Vancouver Sun: Dancer's Search for Cultural Identity – features Alvin Erasga Tolentino

Vancouver Sun: Dancer's Search for Cultural Identity – features Alvin Erasga Tolentino

I first met
Alvin Erasga Tolentino about 6 years ago at the Vancouver Public Library.  Alvin was starting up his new dance company Co. Erasga Dance
and he would use the computers in the Central Branch computer lab where
I worked at the time.  We hit it off, and he invited me to some of
his shows… and over the years, I have both attended and reviewed some
of his works (see
Alvin Tolentino's “She Said” – featuring vibrant contemporary Dance
)

He is considered one of the top Asian-Canadian dance choreographers.

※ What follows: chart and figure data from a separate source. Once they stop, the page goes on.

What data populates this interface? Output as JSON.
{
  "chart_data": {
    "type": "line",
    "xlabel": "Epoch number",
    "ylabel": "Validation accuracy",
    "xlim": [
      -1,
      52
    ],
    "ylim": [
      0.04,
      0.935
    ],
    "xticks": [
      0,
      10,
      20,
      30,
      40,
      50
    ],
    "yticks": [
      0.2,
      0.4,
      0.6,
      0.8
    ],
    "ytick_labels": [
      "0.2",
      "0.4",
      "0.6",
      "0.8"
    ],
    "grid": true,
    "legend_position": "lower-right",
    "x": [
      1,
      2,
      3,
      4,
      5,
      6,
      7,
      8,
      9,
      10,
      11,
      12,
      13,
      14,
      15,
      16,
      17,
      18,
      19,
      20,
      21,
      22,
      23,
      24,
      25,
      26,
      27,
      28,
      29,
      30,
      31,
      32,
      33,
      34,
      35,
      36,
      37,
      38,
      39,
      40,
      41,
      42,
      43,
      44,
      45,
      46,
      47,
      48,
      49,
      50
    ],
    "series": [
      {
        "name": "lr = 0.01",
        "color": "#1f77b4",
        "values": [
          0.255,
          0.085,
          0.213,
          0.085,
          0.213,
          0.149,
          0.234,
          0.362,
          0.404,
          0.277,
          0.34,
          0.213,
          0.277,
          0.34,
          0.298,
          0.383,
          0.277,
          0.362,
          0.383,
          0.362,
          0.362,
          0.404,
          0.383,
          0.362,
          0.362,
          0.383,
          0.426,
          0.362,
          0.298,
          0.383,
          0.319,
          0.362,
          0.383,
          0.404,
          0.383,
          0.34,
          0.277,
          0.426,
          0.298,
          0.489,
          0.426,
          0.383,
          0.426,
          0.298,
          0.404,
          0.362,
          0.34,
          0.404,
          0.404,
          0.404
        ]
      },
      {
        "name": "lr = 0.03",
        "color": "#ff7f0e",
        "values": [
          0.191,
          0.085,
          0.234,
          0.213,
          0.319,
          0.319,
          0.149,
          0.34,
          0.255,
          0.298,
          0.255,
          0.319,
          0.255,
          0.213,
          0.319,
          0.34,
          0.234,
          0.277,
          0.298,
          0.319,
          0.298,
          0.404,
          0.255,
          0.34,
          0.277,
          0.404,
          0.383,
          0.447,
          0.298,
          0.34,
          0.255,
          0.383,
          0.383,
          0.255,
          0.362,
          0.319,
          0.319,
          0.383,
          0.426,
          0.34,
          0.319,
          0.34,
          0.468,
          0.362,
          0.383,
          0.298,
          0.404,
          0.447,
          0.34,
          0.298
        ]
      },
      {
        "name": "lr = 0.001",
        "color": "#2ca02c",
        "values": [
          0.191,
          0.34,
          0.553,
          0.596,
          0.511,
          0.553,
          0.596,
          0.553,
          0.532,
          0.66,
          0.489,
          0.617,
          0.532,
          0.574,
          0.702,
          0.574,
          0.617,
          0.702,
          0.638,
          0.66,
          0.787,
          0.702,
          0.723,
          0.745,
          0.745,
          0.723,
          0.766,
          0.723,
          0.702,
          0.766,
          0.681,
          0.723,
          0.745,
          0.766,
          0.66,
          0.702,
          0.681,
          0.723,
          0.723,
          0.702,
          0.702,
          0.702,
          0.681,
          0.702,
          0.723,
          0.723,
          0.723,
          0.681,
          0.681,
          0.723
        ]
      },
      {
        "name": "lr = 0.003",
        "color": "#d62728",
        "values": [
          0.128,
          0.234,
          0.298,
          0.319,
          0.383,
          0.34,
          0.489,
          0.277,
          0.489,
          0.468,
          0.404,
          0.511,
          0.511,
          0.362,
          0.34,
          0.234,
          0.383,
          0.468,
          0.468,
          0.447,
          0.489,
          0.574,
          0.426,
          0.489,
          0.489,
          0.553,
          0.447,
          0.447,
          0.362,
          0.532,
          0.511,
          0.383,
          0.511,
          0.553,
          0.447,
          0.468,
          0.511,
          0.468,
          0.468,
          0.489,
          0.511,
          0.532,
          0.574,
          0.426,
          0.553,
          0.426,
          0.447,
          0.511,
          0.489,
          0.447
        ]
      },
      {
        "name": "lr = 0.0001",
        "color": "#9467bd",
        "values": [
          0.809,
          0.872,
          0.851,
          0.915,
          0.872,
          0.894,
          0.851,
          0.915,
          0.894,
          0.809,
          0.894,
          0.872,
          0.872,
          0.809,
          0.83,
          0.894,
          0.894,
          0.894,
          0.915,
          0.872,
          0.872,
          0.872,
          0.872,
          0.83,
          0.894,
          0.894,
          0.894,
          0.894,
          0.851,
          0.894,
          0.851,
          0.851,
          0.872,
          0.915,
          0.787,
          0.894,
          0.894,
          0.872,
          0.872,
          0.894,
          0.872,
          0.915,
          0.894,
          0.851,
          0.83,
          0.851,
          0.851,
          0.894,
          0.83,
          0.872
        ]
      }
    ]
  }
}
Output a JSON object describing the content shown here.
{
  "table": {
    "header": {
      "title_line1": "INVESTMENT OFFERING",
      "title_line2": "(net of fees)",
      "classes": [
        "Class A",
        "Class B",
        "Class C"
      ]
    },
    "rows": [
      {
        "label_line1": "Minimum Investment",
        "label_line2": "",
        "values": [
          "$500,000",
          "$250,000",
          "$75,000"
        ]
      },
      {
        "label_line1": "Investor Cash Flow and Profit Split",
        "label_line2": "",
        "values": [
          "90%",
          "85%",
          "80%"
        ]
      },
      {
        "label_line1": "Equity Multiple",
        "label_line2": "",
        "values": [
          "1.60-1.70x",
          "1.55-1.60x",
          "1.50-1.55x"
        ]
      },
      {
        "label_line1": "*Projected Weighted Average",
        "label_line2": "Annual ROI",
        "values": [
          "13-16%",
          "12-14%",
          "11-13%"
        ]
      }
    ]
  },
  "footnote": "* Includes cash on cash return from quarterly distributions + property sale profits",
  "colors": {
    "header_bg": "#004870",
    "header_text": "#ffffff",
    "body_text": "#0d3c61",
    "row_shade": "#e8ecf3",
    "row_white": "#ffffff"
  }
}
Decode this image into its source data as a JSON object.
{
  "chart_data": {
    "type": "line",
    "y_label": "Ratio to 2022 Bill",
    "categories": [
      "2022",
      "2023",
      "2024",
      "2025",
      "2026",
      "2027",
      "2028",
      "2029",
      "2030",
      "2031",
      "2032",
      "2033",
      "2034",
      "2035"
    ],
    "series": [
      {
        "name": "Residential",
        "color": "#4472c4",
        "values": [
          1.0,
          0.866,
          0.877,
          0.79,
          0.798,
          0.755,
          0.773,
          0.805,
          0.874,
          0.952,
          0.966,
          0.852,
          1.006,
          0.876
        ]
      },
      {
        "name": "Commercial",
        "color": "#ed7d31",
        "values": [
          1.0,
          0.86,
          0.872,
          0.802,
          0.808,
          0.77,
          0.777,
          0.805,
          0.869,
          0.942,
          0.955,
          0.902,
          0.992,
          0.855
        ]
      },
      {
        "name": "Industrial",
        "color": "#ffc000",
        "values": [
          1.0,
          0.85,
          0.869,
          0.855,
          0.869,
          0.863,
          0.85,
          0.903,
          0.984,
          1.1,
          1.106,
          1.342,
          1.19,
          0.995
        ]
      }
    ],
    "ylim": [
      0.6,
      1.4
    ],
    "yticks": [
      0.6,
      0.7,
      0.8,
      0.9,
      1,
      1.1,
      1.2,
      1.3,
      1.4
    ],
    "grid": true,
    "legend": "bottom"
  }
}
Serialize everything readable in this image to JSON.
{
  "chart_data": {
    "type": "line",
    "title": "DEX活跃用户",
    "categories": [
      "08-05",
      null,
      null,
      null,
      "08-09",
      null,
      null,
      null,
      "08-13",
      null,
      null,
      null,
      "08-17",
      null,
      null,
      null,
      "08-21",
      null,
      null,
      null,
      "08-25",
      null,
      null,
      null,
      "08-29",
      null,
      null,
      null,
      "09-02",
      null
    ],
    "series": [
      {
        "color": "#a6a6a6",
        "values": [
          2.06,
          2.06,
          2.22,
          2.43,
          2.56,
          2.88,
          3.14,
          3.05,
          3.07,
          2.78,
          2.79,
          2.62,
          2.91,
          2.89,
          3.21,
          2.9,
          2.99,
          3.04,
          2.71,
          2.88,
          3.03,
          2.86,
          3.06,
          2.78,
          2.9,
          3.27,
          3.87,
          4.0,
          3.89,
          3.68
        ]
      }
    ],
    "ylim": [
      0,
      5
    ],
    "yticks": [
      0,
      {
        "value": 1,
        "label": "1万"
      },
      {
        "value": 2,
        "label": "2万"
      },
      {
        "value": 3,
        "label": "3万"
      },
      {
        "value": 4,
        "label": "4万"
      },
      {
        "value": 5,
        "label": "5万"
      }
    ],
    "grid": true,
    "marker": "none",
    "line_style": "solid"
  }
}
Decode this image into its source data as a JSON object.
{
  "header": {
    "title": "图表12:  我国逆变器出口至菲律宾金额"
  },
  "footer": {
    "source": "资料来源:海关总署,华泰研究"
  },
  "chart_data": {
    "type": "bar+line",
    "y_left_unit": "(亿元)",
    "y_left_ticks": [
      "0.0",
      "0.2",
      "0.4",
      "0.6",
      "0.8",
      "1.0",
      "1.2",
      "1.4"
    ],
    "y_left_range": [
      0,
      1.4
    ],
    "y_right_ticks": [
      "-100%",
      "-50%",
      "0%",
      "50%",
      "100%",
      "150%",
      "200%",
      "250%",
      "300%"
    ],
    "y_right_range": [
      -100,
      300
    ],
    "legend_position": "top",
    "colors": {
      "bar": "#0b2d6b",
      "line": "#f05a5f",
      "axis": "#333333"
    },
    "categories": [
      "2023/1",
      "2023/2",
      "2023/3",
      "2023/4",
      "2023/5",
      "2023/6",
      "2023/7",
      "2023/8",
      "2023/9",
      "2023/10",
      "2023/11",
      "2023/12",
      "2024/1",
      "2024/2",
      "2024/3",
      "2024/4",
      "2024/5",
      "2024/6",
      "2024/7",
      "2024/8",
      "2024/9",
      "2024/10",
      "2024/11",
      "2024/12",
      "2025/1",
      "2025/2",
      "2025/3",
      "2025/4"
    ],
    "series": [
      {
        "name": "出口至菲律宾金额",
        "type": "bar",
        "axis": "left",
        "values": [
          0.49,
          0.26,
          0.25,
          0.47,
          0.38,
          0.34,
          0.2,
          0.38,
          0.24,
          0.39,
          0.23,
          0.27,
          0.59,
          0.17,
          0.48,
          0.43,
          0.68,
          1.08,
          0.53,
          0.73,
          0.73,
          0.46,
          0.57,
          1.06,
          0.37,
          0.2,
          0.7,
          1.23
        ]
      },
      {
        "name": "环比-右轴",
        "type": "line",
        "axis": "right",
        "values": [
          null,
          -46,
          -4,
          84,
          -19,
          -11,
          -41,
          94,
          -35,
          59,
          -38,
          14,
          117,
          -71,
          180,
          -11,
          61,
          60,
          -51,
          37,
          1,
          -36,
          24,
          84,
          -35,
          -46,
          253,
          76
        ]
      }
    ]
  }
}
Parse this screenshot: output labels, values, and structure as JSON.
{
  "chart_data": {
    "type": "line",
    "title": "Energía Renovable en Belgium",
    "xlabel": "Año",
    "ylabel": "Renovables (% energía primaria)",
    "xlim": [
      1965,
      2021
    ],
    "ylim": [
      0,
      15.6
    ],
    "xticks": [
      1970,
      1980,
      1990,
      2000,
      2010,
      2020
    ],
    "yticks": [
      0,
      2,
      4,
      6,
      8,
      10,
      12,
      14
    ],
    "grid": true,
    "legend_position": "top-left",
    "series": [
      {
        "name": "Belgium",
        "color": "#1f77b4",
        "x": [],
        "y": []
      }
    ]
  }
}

This weekend he is featured at the Telus Studio Theatre in the Chan
Centre for the Performing Arts at UBC, on both Saturday evening and
Sunday afternoon.


Check out the Vancouver Sun article written by Kevin Griffin about Alvin on Saturday:

Kevin Griffin,
Vancouver Sun

Published: Saturday, April 28, 2007

FIELD: LAND IS THE BELLY OF MAN

By Co. Erasga

Telus Studio Theatre in the Chan Centre for the Performing Arts at UBC

– – –

When
Alvin Erasga Tolentino was in the process of creating Field 1, eyebrows
were raised in the Philippines. Even the Filipino choreographer who
commissioned Tolentino was concerned about an outsider, who had lived
in North America for years, creating a dance work about rice, a food
staple utterly central to the way of life in the Philippines.

Tolentino,
however, was confident, trusting his intuition. On a trip home to the
country of his birth five years ago, he realized he had to find a way
to synthesize the years he spent learning ballet and modern dance in
Canada with the memories and feelings he had from growing up for the
first 12 years of his life in the Philippines.

“I had a huge, huge need to turn to my roots,” Tolentino said in an interview.

“I
was just beginning to understand who I was. So, I literally went back
to Asia to see where I came from and what was happening there.

“It
was an eye opener for me. I really began to formulate in the structure
of my creation and my choreography about what it is like to integrate
that background, those roots, into what I know and into what I have
been transformed into in the Western world.

“Field is the result.”

Tolentino
is performing his reworked version of Field: 1, called Field: Land is
the Belly of Man, at the Telus Studio Theatre in the Chan Centre for
the Performing Arts at the University of B.C. tonight and Sunday.
Tonight's performance is pay-what-you-can in honour of International
Dance Day; Sunday's performance is a gala benefit at $50 a ticket for
the Multicultural Helping House Society.

After this weekend's
performances, Tolentino takes Field: Land to Toronto, Quebec City,
Montreal and Winnipeg. In August, Tolentino will be performing Field:
Land in the Philippines as well as in Kuala Lumpur, Malaysia.

The
multicultural and international journey of Field: Land started in
Tolentino's birthplace, Quezon City, part of sprawling metropolitan
Manila. As a youngster, he performed in traditional Filipino folk
dancing in elementary school but said one of his strongest memories of
dance was watching an aunt dance flamenco when he was five or six years
old.

The move from Asia to North America occurred because of his
mother, Zenaida, who arrived in Saskatoon to work as a seamstress. But
it took only one visit to Vancouver to convince her that West Coast
winters were preferable to the cold and snow of the Prairies.

In
Vancouver, Alvin, the eldest of three, attended Notre Dame high school.
Before graduation, he told his parents he wanted to leave the West
Coast to study dance at one of the country's centres of modern dance. On a
trip east, he visited Toronto and went to New York and Montreal, where
he immersed himself as much as possible in the world of modern dance.